Reading each piece felt like a recitation of the grim vows to this unbalanced, manichean ceremony. Despite painting candidates in tropes of Good vs. Evil, in all reality, the articles contain very little about Trump, other than his supposed role as an antidote to their real foil, Hillary Clinton. While Clinton has left an anti-gun trail decades long that any Google equipped researcher can easily follow, none of their pro-2nd Amendment sentiments attributed to Trump predate his presidential campaign.

It’s easy to see single-issue logic operating. One candidate who eagerly embraces armed voters, even though a relatively recent convert. Opposed, stands a politician proud to call the NRA her enemy. An endorsement choice looks obvious. Check the ammo box for Trump. Cycle the action closed.

This simpleminded endorsement is a complete insult. Everyone turning the pages of America’s 1st Freedom knows by now what singular destruction Trump has wrecked throughout the Republican Party. I looked in vain for any mention of his controversies at all.
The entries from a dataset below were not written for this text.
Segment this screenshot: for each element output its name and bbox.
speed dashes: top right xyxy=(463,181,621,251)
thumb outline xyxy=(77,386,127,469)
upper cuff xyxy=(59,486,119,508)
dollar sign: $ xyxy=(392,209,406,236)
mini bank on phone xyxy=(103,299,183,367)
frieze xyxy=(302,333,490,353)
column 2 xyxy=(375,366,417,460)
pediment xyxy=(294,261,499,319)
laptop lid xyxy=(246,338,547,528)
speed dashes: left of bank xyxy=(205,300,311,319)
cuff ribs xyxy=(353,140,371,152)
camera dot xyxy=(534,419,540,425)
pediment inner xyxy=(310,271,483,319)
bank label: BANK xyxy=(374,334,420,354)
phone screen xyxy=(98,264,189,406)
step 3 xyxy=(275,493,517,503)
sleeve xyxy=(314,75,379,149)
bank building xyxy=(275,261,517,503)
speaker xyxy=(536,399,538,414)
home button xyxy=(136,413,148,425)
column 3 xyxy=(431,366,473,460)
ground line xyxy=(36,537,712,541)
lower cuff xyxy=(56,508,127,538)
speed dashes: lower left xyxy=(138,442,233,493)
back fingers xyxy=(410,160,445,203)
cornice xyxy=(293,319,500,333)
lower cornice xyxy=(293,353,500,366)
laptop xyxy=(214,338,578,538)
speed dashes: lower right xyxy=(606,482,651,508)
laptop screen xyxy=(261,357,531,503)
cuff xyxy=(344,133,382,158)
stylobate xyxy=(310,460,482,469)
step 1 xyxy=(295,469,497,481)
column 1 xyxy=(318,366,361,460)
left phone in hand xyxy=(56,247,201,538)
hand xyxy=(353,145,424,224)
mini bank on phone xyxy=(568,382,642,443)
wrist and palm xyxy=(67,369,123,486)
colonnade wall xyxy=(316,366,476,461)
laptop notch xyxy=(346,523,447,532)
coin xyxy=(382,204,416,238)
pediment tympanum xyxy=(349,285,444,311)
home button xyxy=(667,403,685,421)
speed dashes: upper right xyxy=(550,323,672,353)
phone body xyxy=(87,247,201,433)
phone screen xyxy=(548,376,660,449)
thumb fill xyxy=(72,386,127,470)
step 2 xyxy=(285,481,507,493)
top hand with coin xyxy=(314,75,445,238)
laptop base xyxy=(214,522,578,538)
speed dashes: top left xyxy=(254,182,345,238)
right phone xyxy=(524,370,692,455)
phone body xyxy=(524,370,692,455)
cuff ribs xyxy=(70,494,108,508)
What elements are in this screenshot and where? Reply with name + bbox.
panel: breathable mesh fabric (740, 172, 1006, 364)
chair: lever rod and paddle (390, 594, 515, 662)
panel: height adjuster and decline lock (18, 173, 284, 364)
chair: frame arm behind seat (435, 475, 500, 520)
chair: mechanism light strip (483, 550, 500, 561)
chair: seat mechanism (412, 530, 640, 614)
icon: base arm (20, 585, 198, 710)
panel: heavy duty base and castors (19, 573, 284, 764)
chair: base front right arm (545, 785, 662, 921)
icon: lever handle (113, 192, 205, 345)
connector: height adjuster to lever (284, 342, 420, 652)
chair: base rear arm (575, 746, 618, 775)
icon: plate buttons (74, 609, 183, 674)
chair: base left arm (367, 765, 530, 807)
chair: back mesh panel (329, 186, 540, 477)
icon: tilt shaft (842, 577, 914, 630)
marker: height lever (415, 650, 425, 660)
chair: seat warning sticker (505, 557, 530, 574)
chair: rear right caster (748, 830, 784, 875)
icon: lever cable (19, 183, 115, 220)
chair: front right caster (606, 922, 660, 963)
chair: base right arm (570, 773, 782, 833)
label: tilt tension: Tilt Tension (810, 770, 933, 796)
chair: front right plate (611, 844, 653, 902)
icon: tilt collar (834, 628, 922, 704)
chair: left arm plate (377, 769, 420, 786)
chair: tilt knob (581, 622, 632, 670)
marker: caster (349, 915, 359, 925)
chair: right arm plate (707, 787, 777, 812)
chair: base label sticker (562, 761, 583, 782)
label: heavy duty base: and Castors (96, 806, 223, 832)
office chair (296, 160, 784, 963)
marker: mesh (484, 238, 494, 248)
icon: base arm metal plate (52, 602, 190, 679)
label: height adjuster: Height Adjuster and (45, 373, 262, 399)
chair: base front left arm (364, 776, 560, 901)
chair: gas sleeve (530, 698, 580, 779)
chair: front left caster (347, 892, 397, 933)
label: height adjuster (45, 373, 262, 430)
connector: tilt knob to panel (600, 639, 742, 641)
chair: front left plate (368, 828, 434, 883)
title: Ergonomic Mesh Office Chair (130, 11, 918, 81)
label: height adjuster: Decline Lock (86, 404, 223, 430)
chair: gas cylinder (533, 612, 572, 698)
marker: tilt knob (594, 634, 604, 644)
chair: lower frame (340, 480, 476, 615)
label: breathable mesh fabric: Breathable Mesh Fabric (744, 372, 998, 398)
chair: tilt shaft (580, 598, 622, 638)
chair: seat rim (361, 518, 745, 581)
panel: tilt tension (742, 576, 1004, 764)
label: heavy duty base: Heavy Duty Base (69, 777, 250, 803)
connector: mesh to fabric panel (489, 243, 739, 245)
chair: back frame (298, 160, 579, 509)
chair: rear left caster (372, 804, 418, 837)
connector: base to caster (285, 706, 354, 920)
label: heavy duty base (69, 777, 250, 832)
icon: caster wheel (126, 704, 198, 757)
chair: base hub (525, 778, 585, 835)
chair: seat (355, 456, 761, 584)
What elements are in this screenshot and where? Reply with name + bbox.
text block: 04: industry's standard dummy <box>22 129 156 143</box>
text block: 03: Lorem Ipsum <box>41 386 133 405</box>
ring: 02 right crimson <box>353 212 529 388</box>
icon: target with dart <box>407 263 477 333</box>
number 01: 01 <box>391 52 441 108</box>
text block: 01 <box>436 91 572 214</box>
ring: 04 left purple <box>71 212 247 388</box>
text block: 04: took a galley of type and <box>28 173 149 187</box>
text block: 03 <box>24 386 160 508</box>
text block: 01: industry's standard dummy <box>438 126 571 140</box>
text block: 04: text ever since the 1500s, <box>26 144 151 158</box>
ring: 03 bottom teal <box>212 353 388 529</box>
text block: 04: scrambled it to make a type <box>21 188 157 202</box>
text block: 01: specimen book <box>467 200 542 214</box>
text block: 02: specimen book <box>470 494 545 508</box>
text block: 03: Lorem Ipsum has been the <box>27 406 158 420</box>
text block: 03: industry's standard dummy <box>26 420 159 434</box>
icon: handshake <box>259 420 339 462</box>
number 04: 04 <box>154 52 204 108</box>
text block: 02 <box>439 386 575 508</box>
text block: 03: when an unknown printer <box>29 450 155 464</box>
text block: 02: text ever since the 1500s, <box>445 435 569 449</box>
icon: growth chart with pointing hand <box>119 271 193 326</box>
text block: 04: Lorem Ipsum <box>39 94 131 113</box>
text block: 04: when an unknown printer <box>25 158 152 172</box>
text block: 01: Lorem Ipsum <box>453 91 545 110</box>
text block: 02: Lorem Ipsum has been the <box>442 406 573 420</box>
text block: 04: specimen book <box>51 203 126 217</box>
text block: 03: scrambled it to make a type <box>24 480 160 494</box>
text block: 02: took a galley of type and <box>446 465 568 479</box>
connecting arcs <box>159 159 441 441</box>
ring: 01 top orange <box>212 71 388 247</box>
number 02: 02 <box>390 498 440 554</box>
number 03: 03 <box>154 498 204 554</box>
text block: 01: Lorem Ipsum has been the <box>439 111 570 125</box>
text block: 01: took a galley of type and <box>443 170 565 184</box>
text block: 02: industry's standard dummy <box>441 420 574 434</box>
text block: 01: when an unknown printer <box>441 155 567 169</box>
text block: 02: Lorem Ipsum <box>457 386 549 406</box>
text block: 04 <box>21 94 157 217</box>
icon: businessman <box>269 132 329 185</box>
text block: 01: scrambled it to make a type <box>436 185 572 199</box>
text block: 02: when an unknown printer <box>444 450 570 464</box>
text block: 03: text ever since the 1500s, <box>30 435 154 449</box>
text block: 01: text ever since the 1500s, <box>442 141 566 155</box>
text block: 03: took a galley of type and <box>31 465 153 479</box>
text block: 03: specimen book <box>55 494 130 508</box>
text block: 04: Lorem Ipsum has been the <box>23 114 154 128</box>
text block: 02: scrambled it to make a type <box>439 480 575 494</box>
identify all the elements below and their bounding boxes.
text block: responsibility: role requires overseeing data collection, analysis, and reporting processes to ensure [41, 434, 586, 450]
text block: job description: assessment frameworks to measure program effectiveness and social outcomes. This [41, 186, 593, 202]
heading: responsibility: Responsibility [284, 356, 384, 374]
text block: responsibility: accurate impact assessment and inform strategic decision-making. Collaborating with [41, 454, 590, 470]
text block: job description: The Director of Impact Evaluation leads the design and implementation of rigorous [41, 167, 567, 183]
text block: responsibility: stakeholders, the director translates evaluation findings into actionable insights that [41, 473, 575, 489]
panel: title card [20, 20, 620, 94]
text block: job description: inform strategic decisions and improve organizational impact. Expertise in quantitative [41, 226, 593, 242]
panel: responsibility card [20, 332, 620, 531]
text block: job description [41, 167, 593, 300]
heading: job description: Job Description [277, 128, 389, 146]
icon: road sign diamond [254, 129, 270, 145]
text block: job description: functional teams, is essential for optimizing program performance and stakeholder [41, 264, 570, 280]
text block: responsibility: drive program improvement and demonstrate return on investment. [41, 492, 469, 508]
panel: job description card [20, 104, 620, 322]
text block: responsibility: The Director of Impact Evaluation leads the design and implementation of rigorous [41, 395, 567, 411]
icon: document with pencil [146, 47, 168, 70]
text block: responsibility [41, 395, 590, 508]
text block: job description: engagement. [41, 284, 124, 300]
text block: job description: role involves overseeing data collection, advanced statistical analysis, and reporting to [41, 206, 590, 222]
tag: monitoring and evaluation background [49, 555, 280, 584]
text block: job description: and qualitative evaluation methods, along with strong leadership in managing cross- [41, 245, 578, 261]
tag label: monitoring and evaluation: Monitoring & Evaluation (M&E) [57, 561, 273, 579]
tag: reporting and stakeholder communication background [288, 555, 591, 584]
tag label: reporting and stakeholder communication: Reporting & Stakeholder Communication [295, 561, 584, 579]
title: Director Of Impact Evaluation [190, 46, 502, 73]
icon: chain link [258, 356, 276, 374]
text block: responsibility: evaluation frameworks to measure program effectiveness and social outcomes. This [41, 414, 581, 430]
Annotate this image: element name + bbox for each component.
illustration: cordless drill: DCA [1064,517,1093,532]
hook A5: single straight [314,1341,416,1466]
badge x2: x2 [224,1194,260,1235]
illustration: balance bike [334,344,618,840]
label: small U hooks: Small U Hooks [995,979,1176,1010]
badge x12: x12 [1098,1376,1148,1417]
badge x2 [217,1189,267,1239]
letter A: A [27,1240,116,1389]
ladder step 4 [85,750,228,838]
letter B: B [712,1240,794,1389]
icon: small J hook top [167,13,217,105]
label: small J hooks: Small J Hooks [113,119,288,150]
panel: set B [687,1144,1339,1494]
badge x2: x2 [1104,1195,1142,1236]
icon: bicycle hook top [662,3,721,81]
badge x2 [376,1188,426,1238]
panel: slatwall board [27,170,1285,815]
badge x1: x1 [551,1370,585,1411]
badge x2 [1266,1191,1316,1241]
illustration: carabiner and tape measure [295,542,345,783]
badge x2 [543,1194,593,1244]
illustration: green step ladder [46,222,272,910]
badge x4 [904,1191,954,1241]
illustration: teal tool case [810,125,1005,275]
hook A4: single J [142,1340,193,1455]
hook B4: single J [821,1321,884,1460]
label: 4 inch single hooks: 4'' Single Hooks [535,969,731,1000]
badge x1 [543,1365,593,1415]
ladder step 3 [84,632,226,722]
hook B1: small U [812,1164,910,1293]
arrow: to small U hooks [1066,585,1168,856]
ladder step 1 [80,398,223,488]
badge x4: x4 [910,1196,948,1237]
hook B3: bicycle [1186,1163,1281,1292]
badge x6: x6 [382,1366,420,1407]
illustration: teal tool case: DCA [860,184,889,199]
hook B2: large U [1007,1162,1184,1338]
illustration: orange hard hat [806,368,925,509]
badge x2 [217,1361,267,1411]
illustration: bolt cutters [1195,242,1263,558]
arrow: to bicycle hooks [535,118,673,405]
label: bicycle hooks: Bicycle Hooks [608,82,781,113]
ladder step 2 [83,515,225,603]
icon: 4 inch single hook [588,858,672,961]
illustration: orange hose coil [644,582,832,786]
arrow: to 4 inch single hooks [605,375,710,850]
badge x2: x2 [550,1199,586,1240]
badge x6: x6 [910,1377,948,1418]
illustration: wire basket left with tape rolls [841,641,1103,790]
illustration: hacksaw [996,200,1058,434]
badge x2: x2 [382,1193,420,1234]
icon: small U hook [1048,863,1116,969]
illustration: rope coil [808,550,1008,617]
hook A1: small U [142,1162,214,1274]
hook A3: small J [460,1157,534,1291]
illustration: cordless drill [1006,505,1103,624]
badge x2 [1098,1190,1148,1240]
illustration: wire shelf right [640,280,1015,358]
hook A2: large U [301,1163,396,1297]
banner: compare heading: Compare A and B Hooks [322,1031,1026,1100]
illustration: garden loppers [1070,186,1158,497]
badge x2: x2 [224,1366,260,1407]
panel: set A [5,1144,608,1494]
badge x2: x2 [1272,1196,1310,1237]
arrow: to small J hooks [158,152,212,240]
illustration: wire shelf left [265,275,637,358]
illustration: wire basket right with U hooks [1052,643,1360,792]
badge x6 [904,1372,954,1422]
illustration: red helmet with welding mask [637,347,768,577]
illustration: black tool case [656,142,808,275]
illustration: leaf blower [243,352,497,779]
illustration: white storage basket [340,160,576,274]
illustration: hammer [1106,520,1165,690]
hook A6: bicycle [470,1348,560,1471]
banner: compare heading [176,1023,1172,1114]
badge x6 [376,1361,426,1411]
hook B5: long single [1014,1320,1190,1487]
Even to assure NRA members that, despite what they have heard about Trump, he can still be counted on support 2nd Amendment rights, and why that should outweigh everything else, even bragging about sexual assault. At least acknowledge what a fraught decision voting for Trump will be among many members. It’s as though the article deadlines were ten months ago.

By ignoring the true spectrum of reality in this presidential campaign, the NRA is locking American gun politics into potential disaster. Through sheer incompetence and a vile personality cult, the Trump campaign has tainted everything associated with it. Countless Republican defectors, desperately trying to save the reputation of their brand, recognized that long ago. Riding it down Dr. Strangelove style into oblivion, which looks increasingly certain (barring some new sensational Clinton revelation), will only cement the 2nd Amendment alongside misogyny and comb-overs in American political consciousness. It’s still not too late for a divorce.

Open Letter to the NRA

An Open Letter to the NRA from Member #217380171

10/13/16

Dear Wayne LaPierre and all at the National Rifle Association,

As a socialist, I may not fit the stereotypical gun owner stereotype, yet you might be surprised how many armed Americans reject right-wing politics. In fact, long before the NRA entered its modern incarnation, it was leftists who proudly defended the 2nd Amendment as applicable to all citizens, no matter their race, identity or gender.

While representing a minority within the NRA, I am still among many members appalled by your endorsement of Donald Trump for president. The man is an obvious opportunist, with no clear lifelong commitments other than his own personal gain. An individual who has repeatedly demonstrated sheer incompetence for public office, degraded nearly every vulnerable section of American society, and, as recently revealed, even bragged about using his fame as a tool for committing sexual assault.

I’m sure the rational went something like this:

Best case scenario, Trump wins and remembers NRA voters fondly, at least until his stance on gun control changes again. The worst? Surely something along the lines of current developments. A campaign flailing wildly against scandals smearing it bow to stern. Personal behavior so shamefully conducted that a politician as widely reviled as Hillary Clinton can leap ahead in the polls and appear ethical by comparison.

Therefore:

I demand the NRA retract its endorsement of Donald Trump and issue a strongly worded condemnation against his racism and misogyny.

That endorsement has potential to forever taint the NRA and everyone else who advocates for the basic right of self defense. I am not suggesting an endorsement of Clinton, who I absolutely distain for many reasons, yet maintaining the course in this situation is unacceptable. Missing the opportunity to distance gun politics from such a repugnant figure as Trump would be a huge mistake. This is a simple human decency issue. Thank you for your time.